News & Media: Knackery video: RSPCA won't press charges
Knackery video: RSPCA won't press charges
A knackery accused of the brutal treatment and inhumane slaughter of former racehorses will escape prosecution after the RSPCA decided covert footage of beasts being dragged across concrete by a rope tied around one leg was not sufficient evidence to lay charges.
The animal welfare groups that exposed the Laverton knackery in Melbourne, which supplied pet food to zoos, are outraged that official investigations have amounted to nothing.
"I don't know whether the knackery has to drag half-dead horses to their doorstep before they prosecute," a spokesman for the Coalition for the Protection of Racehorses, Ward Young, said.
"We basically handed it to them on a platter.
"If something of this nature, which was so distressing, couldn't get a prosecution, what can?" he said.
The coalition plans to stage a protest against wastage in the racing industry during April's Golden Slipper at Rosehill Gardens.
Animals Australia lodged a formal complaint about the Laverton knackery with Victorian meat regulators in December last year, prompting official investigations by PrimeSafe and the RSPCA.
The group was informed this week by the RSPCA that no animal cruelty charges would be laid against the slaughterhouse, but was assured it had been issued with a formal warning and had improved some practices.
"The cruel treatment of horses witnessed in this case is indicative of the much broader, systemic problem of the lack of monitoring and regulation of domestic abattoirs and knackeries," Animals Australia spokeswoman, Lisa Chalk, said.
She said all domestic abattoirs should be forced to install CCTV systems to ensure animal welfare was properly monitored.
A man who described himself over the phone as a "worker" at the Laverton knackery, but would not give his name, told Fairfax Media yesterday: "We've done nothing wrong in the first place.
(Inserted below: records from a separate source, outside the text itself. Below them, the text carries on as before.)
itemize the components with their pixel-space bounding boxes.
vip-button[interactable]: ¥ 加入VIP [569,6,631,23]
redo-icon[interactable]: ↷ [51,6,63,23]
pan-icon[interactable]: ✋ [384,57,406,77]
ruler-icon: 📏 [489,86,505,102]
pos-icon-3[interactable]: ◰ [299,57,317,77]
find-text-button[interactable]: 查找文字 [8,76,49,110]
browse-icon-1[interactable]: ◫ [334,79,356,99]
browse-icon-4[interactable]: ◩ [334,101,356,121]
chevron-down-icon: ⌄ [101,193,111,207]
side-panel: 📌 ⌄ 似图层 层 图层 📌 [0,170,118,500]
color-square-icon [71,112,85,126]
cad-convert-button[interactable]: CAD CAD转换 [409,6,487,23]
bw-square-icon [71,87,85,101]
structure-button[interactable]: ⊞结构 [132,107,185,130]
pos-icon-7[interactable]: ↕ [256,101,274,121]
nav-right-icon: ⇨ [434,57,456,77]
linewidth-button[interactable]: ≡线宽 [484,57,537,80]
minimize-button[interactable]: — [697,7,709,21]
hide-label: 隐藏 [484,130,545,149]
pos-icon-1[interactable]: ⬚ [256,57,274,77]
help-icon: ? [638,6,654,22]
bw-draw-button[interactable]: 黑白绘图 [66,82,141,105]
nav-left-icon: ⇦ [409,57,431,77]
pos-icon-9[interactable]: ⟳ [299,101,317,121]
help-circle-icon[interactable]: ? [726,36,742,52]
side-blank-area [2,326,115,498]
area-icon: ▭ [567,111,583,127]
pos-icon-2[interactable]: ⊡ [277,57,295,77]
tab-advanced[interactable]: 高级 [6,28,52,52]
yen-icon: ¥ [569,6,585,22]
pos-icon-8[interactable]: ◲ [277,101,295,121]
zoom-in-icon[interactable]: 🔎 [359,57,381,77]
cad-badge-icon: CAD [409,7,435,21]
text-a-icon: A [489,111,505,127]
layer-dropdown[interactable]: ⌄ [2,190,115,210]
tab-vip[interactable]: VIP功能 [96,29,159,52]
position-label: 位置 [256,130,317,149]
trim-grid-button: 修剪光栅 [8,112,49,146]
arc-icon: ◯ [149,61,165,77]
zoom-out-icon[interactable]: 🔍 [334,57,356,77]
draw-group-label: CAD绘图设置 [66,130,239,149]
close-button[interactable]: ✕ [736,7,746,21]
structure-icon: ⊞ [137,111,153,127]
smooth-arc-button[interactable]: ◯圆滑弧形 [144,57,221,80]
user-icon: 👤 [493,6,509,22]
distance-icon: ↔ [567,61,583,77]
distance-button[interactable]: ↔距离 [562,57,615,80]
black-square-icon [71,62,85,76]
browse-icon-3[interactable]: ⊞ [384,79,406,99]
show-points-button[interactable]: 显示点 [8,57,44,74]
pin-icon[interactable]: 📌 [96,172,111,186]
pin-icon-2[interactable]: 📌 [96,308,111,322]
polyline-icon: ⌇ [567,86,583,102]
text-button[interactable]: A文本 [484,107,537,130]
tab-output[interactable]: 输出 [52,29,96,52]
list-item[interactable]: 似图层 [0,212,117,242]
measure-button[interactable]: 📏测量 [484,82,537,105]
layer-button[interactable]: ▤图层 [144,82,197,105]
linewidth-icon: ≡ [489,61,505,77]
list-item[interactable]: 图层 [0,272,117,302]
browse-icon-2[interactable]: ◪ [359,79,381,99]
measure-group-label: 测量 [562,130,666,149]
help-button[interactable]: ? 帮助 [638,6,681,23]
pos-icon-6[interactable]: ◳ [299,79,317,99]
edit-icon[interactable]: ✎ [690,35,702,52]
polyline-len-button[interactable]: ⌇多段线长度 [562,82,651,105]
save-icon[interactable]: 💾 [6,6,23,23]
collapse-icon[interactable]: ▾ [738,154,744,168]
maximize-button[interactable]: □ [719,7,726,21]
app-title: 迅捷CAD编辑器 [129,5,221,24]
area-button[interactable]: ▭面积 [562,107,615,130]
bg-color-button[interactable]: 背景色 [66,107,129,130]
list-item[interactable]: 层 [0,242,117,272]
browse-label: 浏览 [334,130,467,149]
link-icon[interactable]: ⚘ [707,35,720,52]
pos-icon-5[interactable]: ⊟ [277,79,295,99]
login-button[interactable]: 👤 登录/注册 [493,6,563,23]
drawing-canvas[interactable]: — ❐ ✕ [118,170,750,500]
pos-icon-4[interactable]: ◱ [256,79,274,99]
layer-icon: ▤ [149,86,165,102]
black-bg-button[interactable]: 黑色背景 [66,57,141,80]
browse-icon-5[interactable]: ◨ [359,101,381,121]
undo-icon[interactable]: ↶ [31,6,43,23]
We've been here for 70-odd years, this company."
The RSPCA said it remains distressed by what was captured on film at the knackery.
"The RSPCA was very concerned and distressed by the footage we received and some of the practices it contained, however based upon the information received on this occasion, it is of the opinion that there was inconclusive evidence to support a charge of animal cruelty in this instance," RSPCA Senior Inspector Daniel Bode said.